A federal plan to buy 56,000 acres of state land inside the Boundary Waters Canoe Area Wilderness saw a small but promising bit of progress recently that could help solve a long-standing land ownership dilemma in the wilderness area.
The U.S. Forest Service, searching for millions of dollars to help it buy some of the state land that was locked up in the BWCA when the federal wilderness area was created in 1978, was invited recently to apply for funds from a federal pool of money derived from offshore oil and gas leases.
The final application isn't due until August, but news of a possible funding source comes amid new progress in talks that go back decades.
"The feeling is that we've got some momentum going here," said Kris Reichenbach, public affairs officer for the Superior National Forest.

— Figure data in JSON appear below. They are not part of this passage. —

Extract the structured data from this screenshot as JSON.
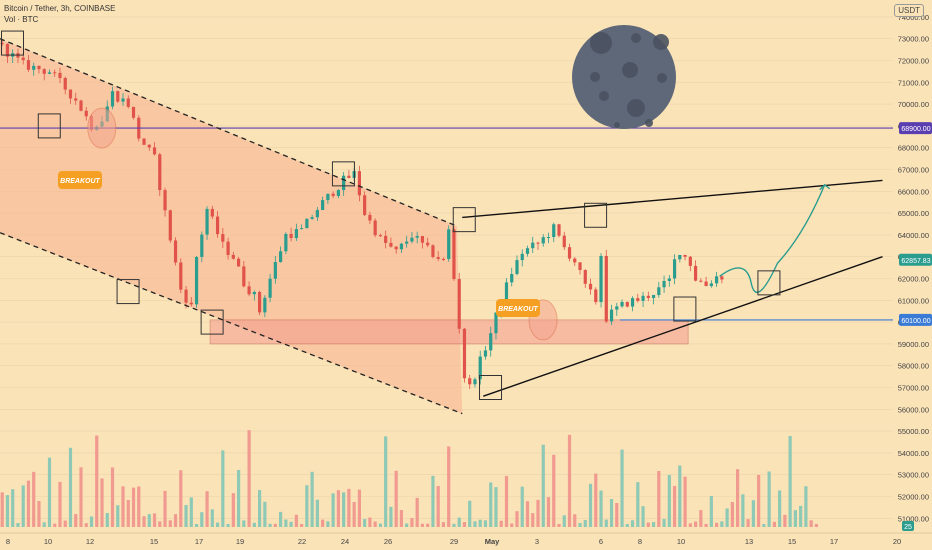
{
  "header": {
    "symbol": "Bitcoin / Tether, 3h, COINBASE",
    "volume": "Vol · BTC"
  },
  "currency_badge": "USDT",
  "colors": {
    "background": "#fbe3b8",
    "up": "#2a9d8f",
    "down": "#e0524a",
    "channel_fill": "#f7b28f",
    "zone_fill": "#f29c8f",
    "level_purple": "#5b3fb0",
    "level_blue": "#3a7bd5",
    "arrow": "#2a9d8f",
    "moon": "#5f6878",
    "breakout_badge": "#f5a023"
  },
  "annotations": {
    "breakout1": "BREAKOUT",
    "breakout2": "BREAKOUT"
  },
  "price_labels": {
    "current": "62857.83",
    "level_high": "68900.00",
    "level_low": "60100.00",
    "vol_badge": "25"
  },
  "chart_data": {
    "type": "candlestick",
    "title": "Bitcoin / Tether, 3h, COINBASE",
    "ylabel": "USDT",
    "ylim": [
      50500,
      75000
    ],
    "y_ticks": [
      74000,
      73000,
      72000,
      71000,
      70000,
      69000,
      68000,
      67000,
      66000,
      65000,
      64000,
      63000,
      62000,
      61000,
      60000,
      59000,
      58000,
      57000,
      56000,
      55000,
      54000,
      53000,
      52000,
      51000
    ],
    "x_ticks": [
      "8",
      "10",
      "12",
      "15",
      "17",
      "19",
      "22",
      "24",
      "26",
      "29",
      "May",
      "3",
      "6",
      "8",
      "10",
      "13",
      "15",
      "17",
      "20"
    ],
    "horizontal_levels": [
      68900,
      60100
    ],
    "last_price": 62857.83,
    "price_path": [
      [
        0,
        72800
      ],
      [
        5,
        71800
      ],
      [
        10,
        71500
      ],
      [
        15,
        70200
      ],
      [
        18,
        69000
      ],
      [
        20,
        69300
      ],
      [
        22,
        70500
      ],
      [
        25,
        70000
      ],
      [
        27,
        68500
      ],
      [
        30,
        67500
      ],
      [
        32,
        65000
      ],
      [
        35,
        61500
      ],
      [
        37,
        60700
      ],
      [
        38,
        63000
      ],
      [
        40,
        65200
      ],
      [
        43,
        63500
      ],
      [
        45,
        63000
      ],
      [
        47,
        61800
      ],
      [
        49,
        61200
      ],
      [
        50,
        60500
      ],
      [
        52,
        62000
      ],
      [
        55,
        64000
      ],
      [
        58,
        64200
      ],
      [
        61,
        65200
      ],
      [
        64,
        66000
      ],
      [
        66,
        66500
      ],
      [
        68,
        66800
      ],
      [
        70,
        65000
      ],
      [
        73,
        63800
      ],
      [
        76,
        63200
      ],
      [
        79,
        64000
      ],
      [
        82,
        63300
      ],
      [
        85,
        62800
      ],
      [
        86,
        64200
      ],
      [
        87,
        62000
      ],
      [
        88,
        59800
      ],
      [
        89,
        57500
      ],
      [
        90,
        57000
      ],
      [
        92,
        58200
      ],
      [
        94,
        59500
      ],
      [
        96,
        61000
      ],
      [
        98,
        62300
      ],
      [
        100,
        63200
      ],
      [
        103,
        63600
      ],
      [
        106,
        64300
      ],
      [
        108,
        63400
      ],
      [
        110,
        62800
      ],
      [
        112,
        61600
      ],
      [
        114,
        61000
      ],
      [
        115,
        63100
      ],
      [
        116,
        60200
      ],
      [
        118,
        60600
      ],
      [
        120,
        60900
      ],
      [
        123,
        61100
      ],
      [
        126,
        61500
      ],
      [
        128,
        61900
      ],
      [
        129,
        62800
      ],
      [
        130,
        63300
      ],
      [
        132,
        62700
      ],
      [
        133,
        62000
      ],
      [
        135,
        61700
      ],
      [
        137,
        62100
      ]
    ],
    "volume_ylim": [
      0,
      10
    ],
    "channel": {
      "upper": [
        [
          0,
          73000
        ],
        [
          87,
          64400
        ]
      ],
      "lower": [
        [
          0,
          64100
        ],
        [
          88,
          55800
        ]
      ]
    },
    "support_zone": [
      60100,
      59000
    ],
    "rising_wedge": {
      "upper": [
        [
          88,
          64800
        ],
        [
          168,
          66500
        ]
      ],
      "lower": [
        [
          92,
          56600
        ],
        [
          168,
          63000
        ]
      ]
    },
    "projection": [
      [
        137,
        62100
      ],
      [
        142,
        61800
      ],
      [
        148,
        62700
      ],
      [
        153,
        64000
      ],
      [
        157,
        66300
      ]
    ],
    "boxes_at": [
      [
        2,
        72800
      ],
      [
        9,
        69000
      ],
      [
        24,
        61400
      ],
      [
        40,
        60000
      ],
      [
        65,
        66800
      ],
      [
        88,
        64700
      ],
      [
        93,
        57000
      ],
      [
        113,
        64900
      ],
      [
        130,
        60600
      ],
      [
        146,
        61800
      ]
    ],
    "breakout_circles": [
      [
        19,
        68900
      ],
      [
        103,
        60100
      ]
    ]
  }
}
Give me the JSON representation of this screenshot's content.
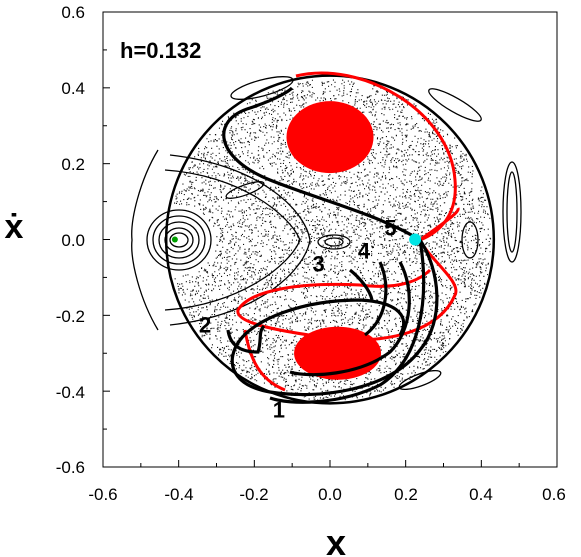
{
  "chart_data": {
    "type": "scatter",
    "title": "",
    "xlabel": "x",
    "ylabel": "ẋ",
    "xlim": [
      -0.6,
      0.6
    ],
    "ylim": [
      -0.6,
      0.6
    ],
    "xticks": [
      "-0.6",
      "-0.4",
      "-0.2",
      "0.0",
      "0.2",
      "0.4",
      "0.6"
    ],
    "yticks": [
      "0.6",
      "0.4",
      "0.2",
      "0.0",
      "-0.2",
      "-0.4",
      "-0.6"
    ],
    "grid": false,
    "energy_label": "h=0.132",
    "boundary_radius": 0.433,
    "islands": [
      {
        "name": "upper-island",
        "color": "#ff0000",
        "center": [
          0.0,
          0.27
        ],
        "rx": 0.115,
        "ry": 0.095
      },
      {
        "name": "lower-island",
        "color": "#ff0000",
        "center": [
          0.02,
          -0.3
        ],
        "rx": 0.115,
        "ry": 0.07
      }
    ],
    "periodic_point": {
      "x": 0.225,
      "y": 0.0,
      "color": "#00e5e5"
    },
    "left_center_point": {
      "x": -0.41,
      "y": 0.0,
      "color": "#00a000"
    },
    "labels": [
      {
        "text": "1",
        "x": -0.135,
        "y": -0.47
      },
      {
        "text": "2",
        "x": -0.33,
        "y": -0.245
      },
      {
        "text": "3",
        "x": -0.03,
        "y": -0.085
      },
      {
        "text": "4",
        "x": 0.09,
        "y": -0.05
      },
      {
        "text": "5",
        "x": 0.16,
        "y": 0.01
      }
    ]
  }
}
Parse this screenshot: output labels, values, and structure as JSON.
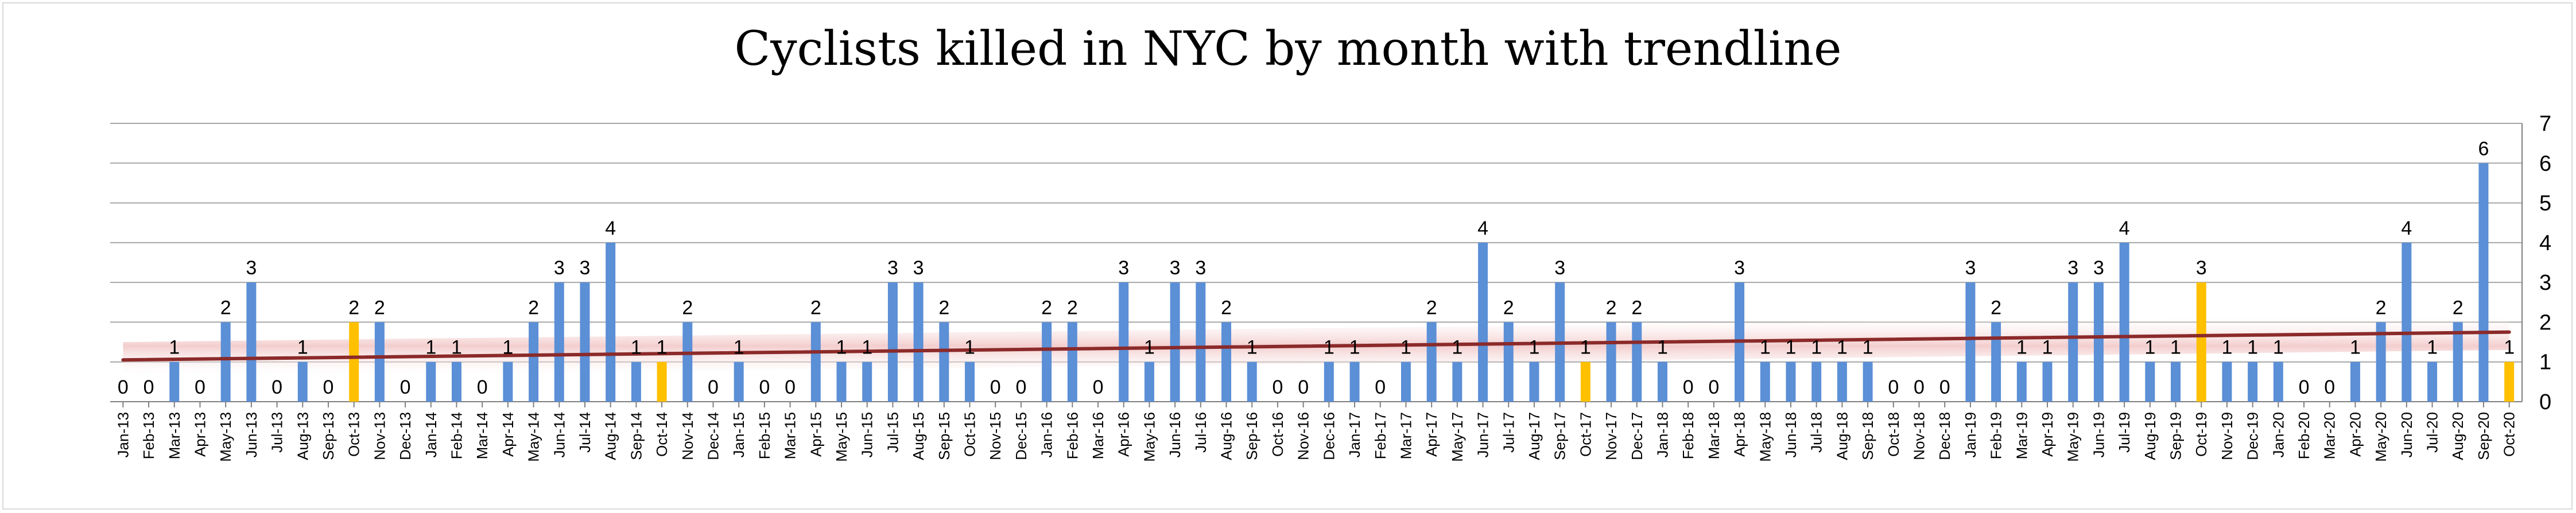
{
  "chart_data": {
    "type": "bar",
    "title": "Cyclists killed in NYC  by month with trendline",
    "xlabel": "",
    "ylabel": "",
    "ylim": [
      0,
      7
    ],
    "yticks": [
      0,
      1,
      2,
      3,
      4,
      5,
      6,
      7
    ],
    "y_axis_side": "right",
    "grid": true,
    "legend": "none",
    "categories": [
      "Jan-13",
      "Feb-13",
      "Mar-13",
      "Apr-13",
      "May-13",
      "Jun-13",
      "Jul-13",
      "Aug-13",
      "Sep-13",
      "Oct-13",
      "Nov-13",
      "Dec-13",
      "Jan-14",
      "Feb-14",
      "Mar-14",
      "Apr-14",
      "May-14",
      "Jun-14",
      "Jul-14",
      "Aug-14",
      "Sep-14",
      "Oct-14",
      "Nov-14",
      "Dec-14",
      "Jan-15",
      "Feb-15",
      "Mar-15",
      "Apr-15",
      "May-15",
      "Jun-15",
      "Jul-15",
      "Aug-15",
      "Sep-15",
      "Oct-15",
      "Nov-15",
      "Dec-15",
      "Jan-16",
      "Feb-16",
      "Mar-16",
      "Apr-16",
      "May-16",
      "Jun-16",
      "Jul-16",
      "Aug-16",
      "Sep-16",
      "Oct-16",
      "Nov-16",
      "Dec-16",
      "Jan-17",
      "Feb-17",
      "Mar-17",
      "Apr-17",
      "May-17",
      "Jun-17",
      "Jul-17",
      "Aug-17",
      "Sep-17",
      "Oct-17",
      "Nov-17",
      "Dec-17",
      "Jan-18",
      "Feb-18",
      "Mar-18",
      "Apr-18",
      "May-18",
      "Jun-18",
      "Jul-18",
      "Aug-18",
      "Sep-18",
      "Oct-18",
      "Nov-18",
      "Dec-18",
      "Jan-19",
      "Feb-19",
      "Mar-19",
      "Apr-19",
      "May-19",
      "Jun-19",
      "Jul-19",
      "Aug-19",
      "Sep-19",
      "Oct-19",
      "Nov-19",
      "Dec-19",
      "Jan-20",
      "Feb-20",
      "Mar-20",
      "Apr-20",
      "May-20",
      "Jun-20",
      "Jul-20",
      "Aug-20",
      "Sep-20",
      "Oct-20"
    ],
    "values": [
      0,
      0,
      1,
      0,
      2,
      3,
      0,
      1,
      0,
      2,
      2,
      0,
      1,
      1,
      0,
      1,
      2,
      3,
      3,
      4,
      1,
      1,
      2,
      0,
      1,
      0,
      0,
      2,
      1,
      1,
      3,
      3,
      2,
      1,
      0,
      0,
      2,
      2,
      0,
      3,
      1,
      3,
      3,
      2,
      1,
      0,
      0,
      1,
      1,
      0,
      1,
      2,
      1,
      4,
      2,
      1,
      3,
      1,
      2,
      2,
      1,
      0,
      0,
      3,
      1,
      1,
      1,
      1,
      1,
      0,
      0,
      0,
      3,
      2,
      1,
      1,
      3,
      3,
      4,
      1,
      1,
      3,
      1,
      1,
      1,
      0,
      0,
      1,
      2,
      4,
      1,
      2,
      6,
      1
    ],
    "highlighted_categories": [
      "Oct-13",
      "Oct-14",
      "Oct-17",
      "Oct-19",
      "Oct-20"
    ],
    "trendline": {
      "type": "linear",
      "start": 1.05,
      "end": 1.75
    },
    "colors": {
      "bar": "#5b8fd6",
      "highlight": "#ffc000",
      "trendline": "#8b2a2a",
      "trend_band": "#f2c8c8",
      "grid": "#a6a6a6"
    }
  }
}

The land dispute traces its roots back to 1849, when the U.S. government gave Minnesota the first of some 8.3 million acres to pay for schools. Most of the "school trust land" was eventually sold or leased, but 86,000 acres remain inside the BWCA. It has long been a source of friction between conservationists and those who would like to see logging and mining revenue sent to the state.
Various compromises over the years have included a swap of the school trust lands for federal land elsewhere.
A 2012 proposal to do an acre-for-acre swap passed the U.S. House but never got a vote in the U.S. Senate.
A compromise plan has since emerged that would see roughly a third of the school trust lands swapped for federal land, with the federal government purchasing the remaining two-thirds of BWCA school trust land.